– Membaca Jejak Marx dan Weber pada Riuhnya Kuliner Ramadan Malut
Oleh: M.Guntur Alting
Ketika azan Magrib menggema dari menara Masjid Al-Munawwar hingga menyusup ke lorong-lorong sempit di Ternate
Sebuah ritual besar sedang berpindah dari ruang sujud ke atas meja makan.
Di balik kepulan uap Air Guraka dan legitnya Kue Pelita yang diburu ribuan warga di pasar kaget, tersaji sebuah drama sosiologis yang jauh lebih pelik dari sekadar urusan membatalkan lapar.

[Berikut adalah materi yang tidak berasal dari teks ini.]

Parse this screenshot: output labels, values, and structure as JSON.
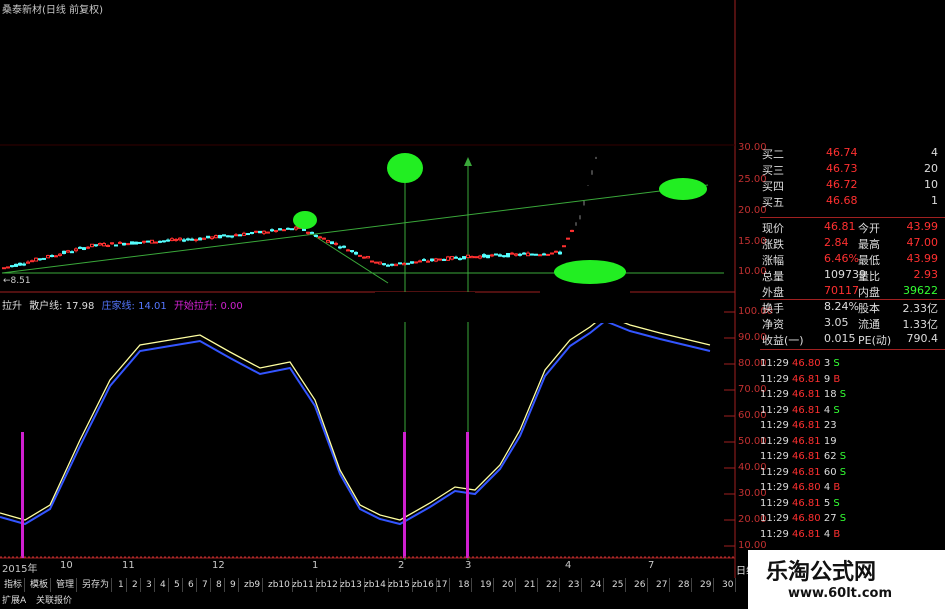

Fenomena “takjil” di kawasan Landmark hingga Swering bukan sekadar keriuhan musiman, melainkan cermin retak yang memantulkan bagaimana kelas sosial, identitas kultural, dan kapitalisme agama saling berkelindan di bawah bayang-bayang Gunung Gamalama.
Di sini, setiap suapan takjil adalah arena tarik-menarik antara “materialisme” Karl Marx yang komersial dan “etika status” Max Weber yang sarat makna.
–000–
Komodifikasi di Landmark :
Takjil dalam Cengkeraman Marx
Sepanjang trotoar Landmark hingga Pantai Falajawa, ribuan pedagang musiman menggelar dagangan.
Dalam kacamata Karl Marx, fenomena ini adalah bentuk nyata dari “Komodifikasi Religius”.
Ruang publik yang seharusnya menjadi tempat interaksi sosial, saat Ramadan bertransformasi menjadi pasar raksasa yang transaksional.